None of the items on the questionnaire asked participants about previous or current pregnancies, which would certainly have had a great impact on their responses. The students were between 16 and 18 years old, with a mean age of 17 years. In Sweden, about 1 % of the babies are born to women 19 years old or younger, and 2.4 % of female adolescents become mothers annually (The National Board of Health and Welfare 2015). Guided by those figures it is assumable that very few participants were pregnant at the time of data collection.

A number of univariate tests were conducted to assess gender differences and differences for students who would or would not undergo NIPT. They were done without a correction (e.g., Bonferroni) to control for familywise error rate. Although this is considered acceptable in an exploratory study, there is a greater likelihood that some of the significant findings are due to chance.

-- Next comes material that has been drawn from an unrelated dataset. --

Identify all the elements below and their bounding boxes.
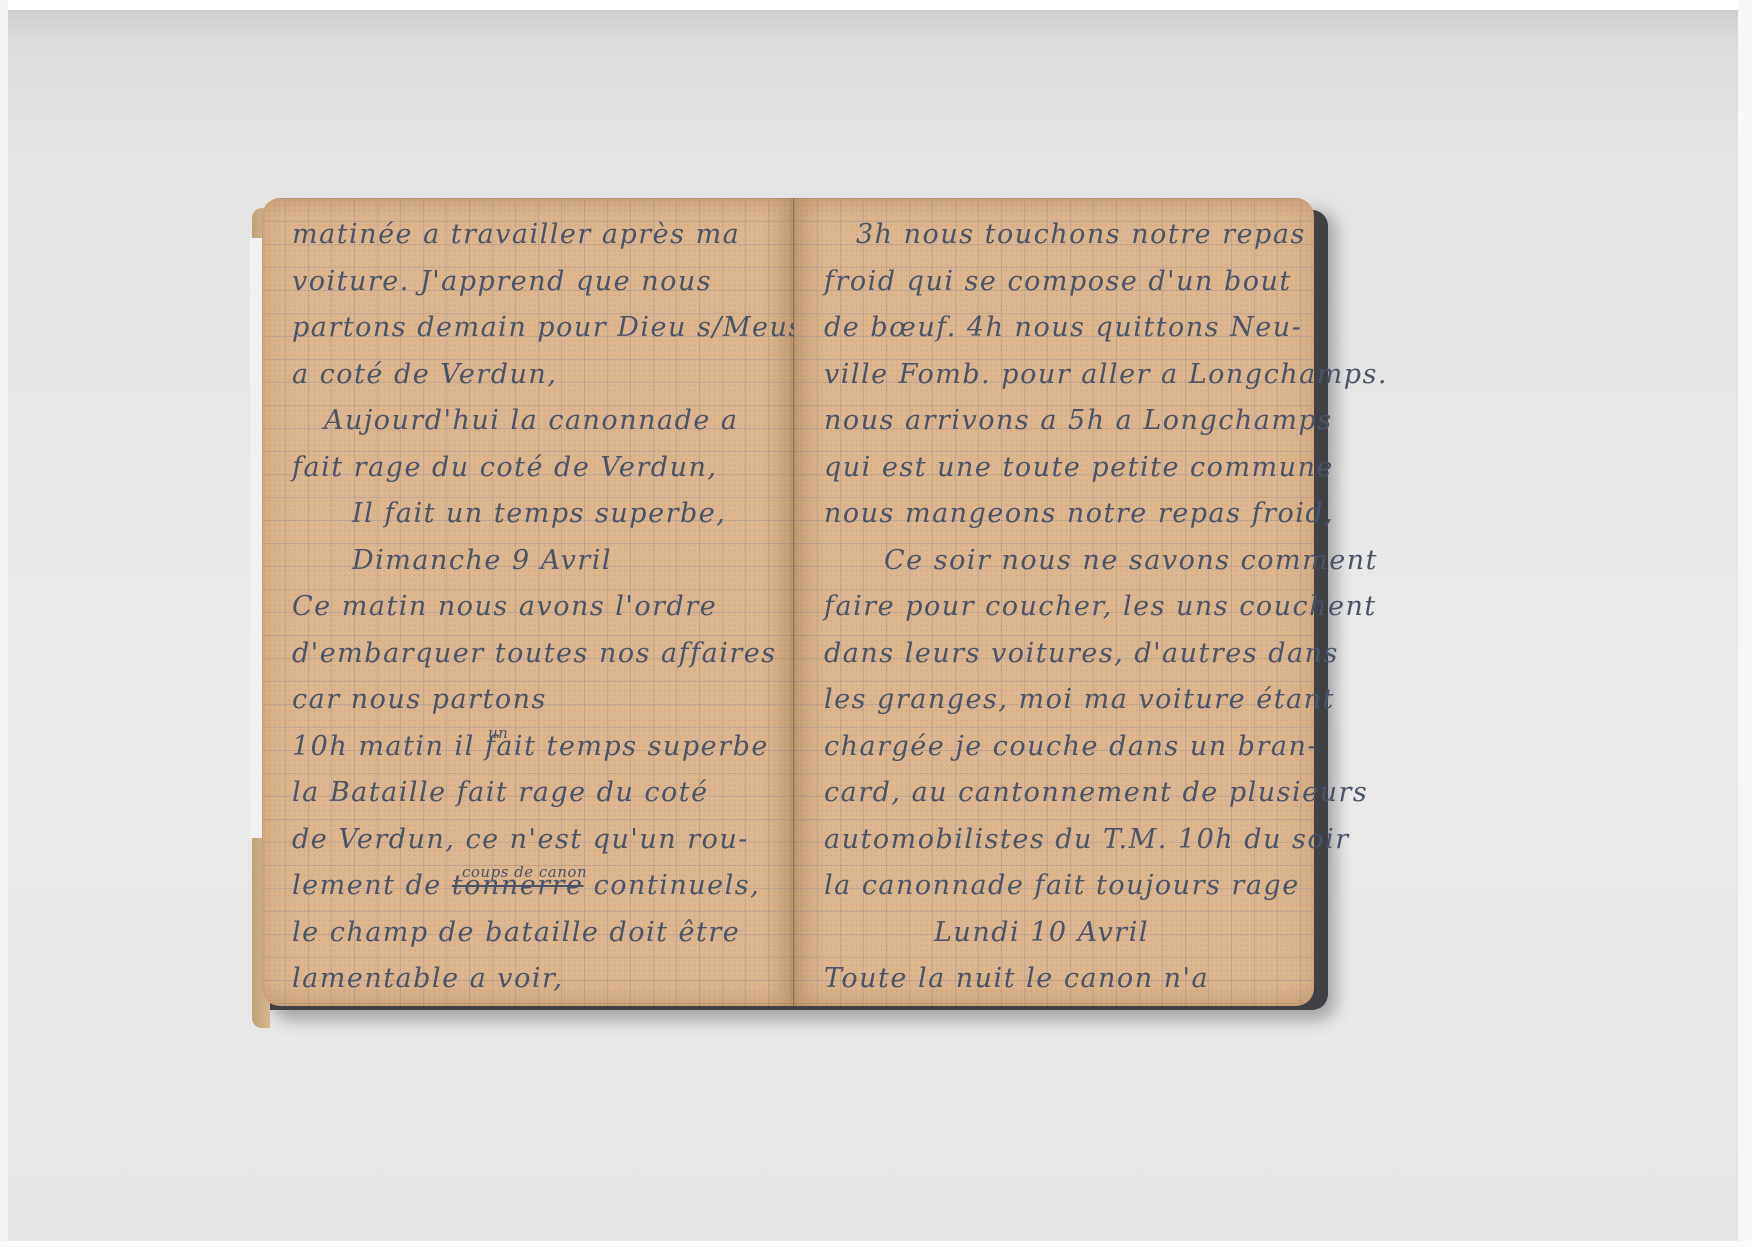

Finally, the results are based on responses to a hypothetical situation. They may or may not reflect participants’ actual attitudes and behaviors.

Practice Implications

Information about prenatal testing in general and risk information in particular is a great challenge in antenatal care. A large amount of information is expected to be delivered during early pregnancy. To some extent, young people, high school students, have knowledge about prenatal testing and are able to express their preferences for information. Lectures and information about genetic conditions and the possibilities of detection of those conditions may be delivered in high school in order to allow sufficient time for reflection prior to the first pregnancy. This study highlights the importance of personal meetings with health care providers who are knowledgeable about prenatal screening and testing in order to provide individuals with relevant information. The information is complex and there may be a need to discuss not only methods and conditions which are tested for, but also ethical issues. In addition to the healthcare providers mentioned in the questionnaire used in this study, genetic counselors are ideally positioned to communicate this type of information given their professional preparation and roles in healthcare.

Research Recommendations

An intervention comprised of a curriculum of lectures, discussions and seminars designed for high school and university students that includes plain facts about genetic conditions, chromosomal aberrations, prenatal testing, and associated ethical issues should be developed and tested. Short and long term effects on attitudes, knowledge and decision making about prenatal testing should be evaluated. Additional studies with older samples, individuals who have and have not had a pregnancy, and those with and without personal experiences with genetic conditions are also warranted.

Conclusion

The majority of the high school students was positive towards prenatal testing and most were positive towards NIPT. Further, information was desired by the vast majority before decision making about NIPT, and most of the students preferred verbal information and to a lesser extent information via the Internet. There were few gender differences in attitudes and preferences.